Background: The World Health Organization (WHO) has introduced a new functional aging framework centered on intrinsic capacity (IC). This study aimed to evaluate the relationship between IC and the risk of incident metabolic dysfunction-associated steatotic liver disease (MASLD) and cirrhosis, and to assess the potential modifying effect of genetic susceptibility.

Methods: We included 393,355 participants without prior liver disease from the UK Biobank. A comprehensive IC deficit score was constructed using seven indicators across four IC domains. Multivariable Cox proportional hazards models were used to estimate hazard ratios (HRs) and 95% confidence intervals (CIs).
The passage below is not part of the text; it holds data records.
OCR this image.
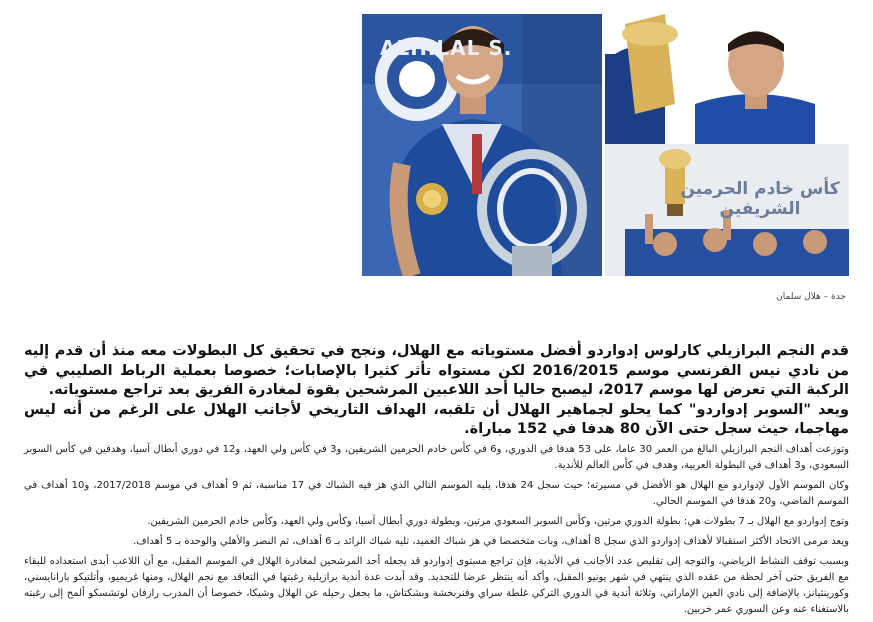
ALHILAL S.
كأس خادم الحرمين الشريفين
جدة – هلال سلمان

قدم النجم البرازيلي كارلوس إدواردو أفضل مستوياته مع الهلال، ونجح في تحقيق كل البطولات معه منذ أن قدم إليه من نادي نيس الفرنسي موسم 2016/2015 لكن مستواه تأثر كثيرا بالإصابات؛ خصوصا بعملية الرباط الصليبي في الركبة التي تعرض لها موسم 2017، ليصبح حاليا أحد اللاعبين المرشحين بقوة لمغادرة الفريق بعد تراجع مستوياته.

ويعد "السوبر إدواردو" كما يحلو لجماهير الهلال أن تلقبه، الهداف التاريخي لأجانب الهلال على الرغم من أنه ليس مهاجما، حيث سجل حتى الآن 80 هدفا في 152 مباراة.

وتوزعت أهداف النجم البرازيلي البالغ من العمر 30 عاما، على 53 هدفا في الدوري، و6 في كأس خادم الحرمين الشريفين، و3 في كأس ولي العهد، و12 في دوري أبطال آسيا، وهدفين في كأس السوبر السعودي، و3 أهداف في البطولة العربية، وهدف في كأس العالم للأندية.

وكان الموسم الأول لإدواردو مع الهلال هو الأفضل في مسيرته؛ حيث سجل 24 هدفا، يليه الموسم التالي الذي هز فيه الشباك في 17 مناسبة، ثم 9 أهداف في موسم 2017/2018، و10 أهداف في الموسم الماضي، و20 هدفا في الموسم الحالي.

وتوج إدواردو مع الهلال بـ 7 بطولات هي: بطولة الدوري مرتين، وكأس السوبر السعودي مرتين، وبطولة دوري أبطال آسيا، وكأس ولي العهد، وكأس خادم الحرمين الشريفين.

ويعد مرمى الاتحاد الأكثر استقبالا لأهداف إدواردو الذي سجل 8 أهداف، وبات متخصصا في هز شباك العميد، تليه شباك الرائد بـ 6 أهداف، ثم النصر والأهلي والوحدة بـ 5 أهداف.

وبسبب توقف النشاط الرياضي، والتوجه إلى تقليص عدد الأجانب في الأندية، فإن تراجع مستوى إدواردو قد يجعله أحد المرشحين لمغادرة الهلال في الموسم المقبل، مع أن اللاعب أبدى استعداده للبقاء مع الفريق حتى آخر لحظة من عقده الذي ينتهي في شهر يونيو المقبل، وأكد أنه ينتظر عرضا للتجديد. وقد أبدت عدة أندية برازيلية رغبتها في التعاقد مع نجم الهلال، ومنها غريميو، وأتلتيكو بارانايسني، وكورينثيانز، بالإضافة إلى نادي العين الإماراتي، وثلاثة أندية في الدوري التركي غلطة سراي وفنربخشة وبشكتاش، ما يجعل رحيله عن الهلال وشيكا، خصوصا أن المدرب رازفان لوتشسكو ألمح إلى رغبته بالاستغناء عنه وعن السوري عمر خربين.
Results: Over a median follow-up of 14 years, 5,279 MASLD and 1,782 cirrhosis cases were identified. Compared with individuals with an IC deficit score of 0, those with a score of 4 or more had a significantly higher risk of MASLD (HR: 1.84; 95% CI: 1.63-2.08) and cirrhosis (HR: 2.17; 95% CI: 1.77-2.65). Participants with both a high polygenic risk score (PRS) and an IC deficit score of 4 + had the highest risk of MASLD (HR: 2.78; 95% CI: 2.29-3.36) and cirrhosis (HR: 3.30; 95% CI: 2.44-4.46), compared with those with low PRS and an IC score of 0. Moreover, individuals with an IC deficit score of 3 + had elevated risks of MASLD (HR: 1.23; 95% CI: 1.08-1.40) and non-alcoholic steatohepatitis (HR: 1.37; 95% CI: 1.08-1.72), defined by liver proton density fat fraction >5% or iron-corrected T1 ≥ 800 ms. A greater rate of IC decline over time was associated with increased risks of both MASLD and cirrhosis.

Conclusions: Lower IC are independently associated with increased risks of MASLD and cirrhosis, regardless of genetic susceptibility. These findings suggest that routine monitoring and early intervention targeting IC may offer a novel strategy to prevent chronic liver disease.